In Lopatowski, Gray J. used the same principles of “good faith” to bind the parties to a parenting coordination process notwithstanding they could not agree on the PC and none of the requirements under the Arbitration Act had been met.[1]  This case goes further in that even though none of the requirements under the Act had been met, the court binds the parties not just to arbitration but allows awards made pursuant to such process to stand.

While the importance of holding parties to their agreement is respectable and understandable, this case, as was Lopatowski, is simply un-squareable with Horowitz v. Nightingale, 2017 ONSC 2168 (CanLII); and Michelon v. Ryder, 2016 ONCJ 327 (CanLII).   And the law.

The Regulation to the Arbitration Act, proclaimed in 2007, is clear that every secondary arbitration agreement shall contain provisions confirming the law of Ontario applies, what the appeal provisions are, the name of the arbitrator and a signature of the arbitrator confirming his obligation to treat the parties equally and fairly, confirming s/he has received the appropriate training approved by the Attorney-General and that the parties were separately screened for power imbalances and domestic screening.  What this decision does is allows parties to subvert the purpose and intent of the legislation by finding that a course of conduct is sufficient to void the “formalities” of the Arbitration Act.   That is simply not right.

Having courts bless arbitral awards nunc pro tunc is not, it is submitted, the appropriate way we in this field should be going about our business.  As Nelson J. correctly points out in Horowitz, “the legislature has chosen to make certain formal requirements necessary in order to have a legal and binding arbitration.”  With the greatest of respect to counsel and the arbitrator involved, no work should have been done until all terms of the arbitration agreement had been negotiated and signed with screening completed. 

Requiring parties to act in good faith is important, but there are sound reasons underpinning the formal requirements to constituting a valid arbitration of the Arbitration Act and Family Law Act.  Ignoring these requirements takes us back to the years prior to the legislation’s amendments in 2007 when a contextual analysis was required in each case in order to determine whether a meeting of the minds had occurred which, back then, was sufficient to constitute a valid arbitration agreement.  Please, let us not go back there.
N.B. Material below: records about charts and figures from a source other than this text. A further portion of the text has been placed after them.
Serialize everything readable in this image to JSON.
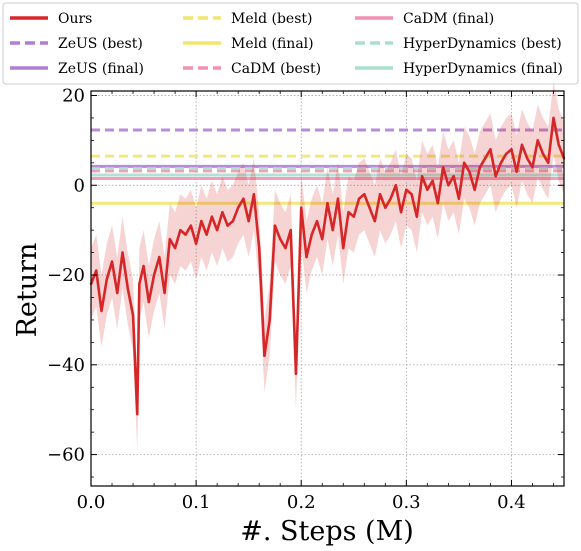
{
  "chart_data": {
    "type": "line",
    "title": "",
    "xlabel": "#. Steps (M)",
    "ylabel": "Return",
    "xlim": [
      0.0,
      0.45
    ],
    "ylim": [
      -67,
      21
    ],
    "xticks": [
      0.0,
      0.1,
      0.2,
      0.3,
      0.4
    ],
    "xtick_labels": [
      "0.0",
      "0.1",
      "0.2",
      "0.3",
      "0.4"
    ],
    "yticks": [
      -60,
      -40,
      -20,
      0,
      20
    ],
    "ytick_labels": [
      "−60",
      "−40",
      "−20",
      "0",
      "20"
    ],
    "grid": true,
    "legend_position": "top",
    "legend": [
      {
        "label": "Ours",
        "color": "#d62728",
        "style": "solid"
      },
      {
        "label": "ZeUS (best)",
        "color": "#b07fd1",
        "style": "dashed"
      },
      {
        "label": "ZeUS (final)",
        "color": "#b07fd1",
        "style": "solid"
      },
      {
        "label": "Meld (best)",
        "color": "#f2e66d",
        "style": "dashed"
      },
      {
        "label": "Meld (final)",
        "color": "#f2e66d",
        "style": "solid"
      },
      {
        "label": "CaDM (best)",
        "color": "#f391b3",
        "style": "dashed"
      },
      {
        "label": "CaDM (final)",
        "color": "#f391b3",
        "style": "solid"
      },
      {
        "label": "HyperDynamics (best)",
        "color": "#a8e0d0",
        "style": "dashed"
      },
      {
        "label": "HyperDynamics (final)",
        "color": "#a8e0d0",
        "style": "solid"
      }
    ],
    "horizontal_lines": [
      {
        "name": "ZeUS (best)",
        "value": 12.3,
        "color": "#b07fd1",
        "style": "dashed"
      },
      {
        "name": "ZeUS (final)",
        "value": 4.2,
        "color": "#b07fd1",
        "style": "solid"
      },
      {
        "name": "Meld (best)",
        "value": 6.5,
        "color": "#f2e66d",
        "style": "dashed"
      },
      {
        "name": "Meld (final)",
        "value": -4.0,
        "color": "#f2e66d",
        "style": "solid"
      },
      {
        "name": "CaDM (best)",
        "value": 3.2,
        "color": "#f391b3",
        "style": "dashed"
      },
      {
        "name": "CaDM (final)",
        "value": 1.5,
        "color": "#f391b3",
        "style": "solid"
      },
      {
        "name": "HyperDynamics (best)",
        "value": 3.7,
        "color": "#a8e0d0",
        "style": "dashed"
      },
      {
        "name": "HyperDynamics (final)",
        "value": 2.3,
        "color": "#a8e0d0",
        "style": "solid"
      }
    ],
    "series": [
      {
        "name": "Ours",
        "color": "#d62728",
        "x": [
          0.0,
          0.005,
          0.01,
          0.015,
          0.02,
          0.025,
          0.03,
          0.035,
          0.04,
          0.044,
          0.046,
          0.05,
          0.055,
          0.06,
          0.065,
          0.07,
          0.075,
          0.08,
          0.085,
          0.09,
          0.095,
          0.1,
          0.105,
          0.11,
          0.115,
          0.12,
          0.125,
          0.13,
          0.135,
          0.14,
          0.145,
          0.15,
          0.155,
          0.16,
          0.165,
          0.17,
          0.175,
          0.18,
          0.185,
          0.19,
          0.195,
          0.2,
          0.205,
          0.21,
          0.215,
          0.22,
          0.225,
          0.23,
          0.235,
          0.24,
          0.245,
          0.25,
          0.255,
          0.26,
          0.265,
          0.27,
          0.275,
          0.28,
          0.285,
          0.29,
          0.295,
          0.3,
          0.305,
          0.31,
          0.315,
          0.32,
          0.325,
          0.33,
          0.335,
          0.34,
          0.345,
          0.35,
          0.355,
          0.36,
          0.365,
          0.37,
          0.375,
          0.38,
          0.385,
          0.39,
          0.395,
          0.4,
          0.405,
          0.41,
          0.415,
          0.42,
          0.425,
          0.43,
          0.435,
          0.44,
          0.445,
          0.45
        ],
        "y": [
          -22,
          -19,
          -28,
          -21,
          -17,
          -24,
          -15,
          -23,
          -29,
          -51,
          -22,
          -18,
          -26,
          -20,
          -16,
          -24,
          -12,
          -14,
          -10,
          -11,
          -9,
          -13,
          -8,
          -11,
          -7,
          -10,
          -6,
          -9,
          -8,
          -5,
          -3,
          -8,
          -2,
          -14,
          -38,
          -30,
          -9,
          -12,
          -14,
          -10,
          -42,
          -5,
          -16,
          -11,
          -8,
          -12,
          -4,
          -10,
          -3,
          -14,
          -6,
          -7,
          -3,
          -2,
          -5,
          -8,
          -2,
          -5,
          -3,
          0,
          -6,
          -1,
          -2,
          -7,
          2,
          -1,
          1,
          -4,
          4,
          0,
          2,
          -3,
          5,
          3,
          -1,
          4,
          6,
          8,
          2,
          5,
          7,
          8,
          3,
          9,
          6,
          4,
          10,
          7,
          5,
          15,
          9,
          6
        ],
        "band_halfwidth": 8
      }
    ]
  }
}
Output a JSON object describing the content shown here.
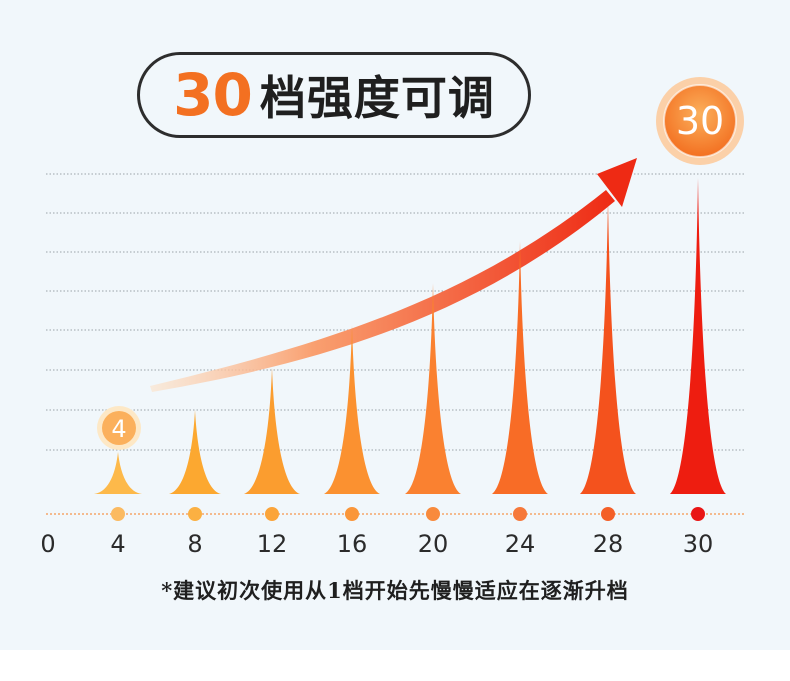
{
  "title": {
    "number": "30",
    "text": "档强度可调"
  },
  "footnote": "*建议初次使用从1档开始先慢慢适应在逐渐升档",
  "chart_data": {
    "type": "bar",
    "categories": [
      "4",
      "8",
      "12",
      "16",
      "20",
      "24",
      "28",
      "30"
    ],
    "values": [
      4,
      8,
      12,
      16,
      20,
      24,
      28,
      30
    ],
    "x_ticks": [
      "0",
      "4",
      "8",
      "12",
      "16",
      "20",
      "24",
      "28",
      "30"
    ],
    "ylim": [
      0,
      30
    ],
    "grid": true,
    "start_badge": "4",
    "end_badge": "30",
    "colors": [
      "#fdb94a",
      "#fca830",
      "#fb9d2f",
      "#fb9130",
      "#fa8130",
      "#f86c26",
      "#f4521d",
      "#ee1d10"
    ],
    "dot_colors": [
      "#fbba61",
      "#fbb042",
      "#fba43a",
      "#fa963a",
      "#f88a3c",
      "#f6783a",
      "#f45f28",
      "#e91515"
    ],
    "arrow_color": "#ee2a14",
    "badge_color": "#f37021"
  }
}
Unfortunately, if other courts adopt the logic and reasoning in Giddings and Lopatowski, at some point we are going to require a ruling from the Court of Appeal as to whether an agreement to arbitrate constitutes a valid arbitration agreement for purposes of family law.   It shouldn’t be necessary.  But it seems like it will be.

Brahm D. Siegel is a lawyer, mediator and arbitrator at Nathens Siegel LLP. Brahm is a certified specialist in family law.


[1] The case was appealed but settled before it was argued.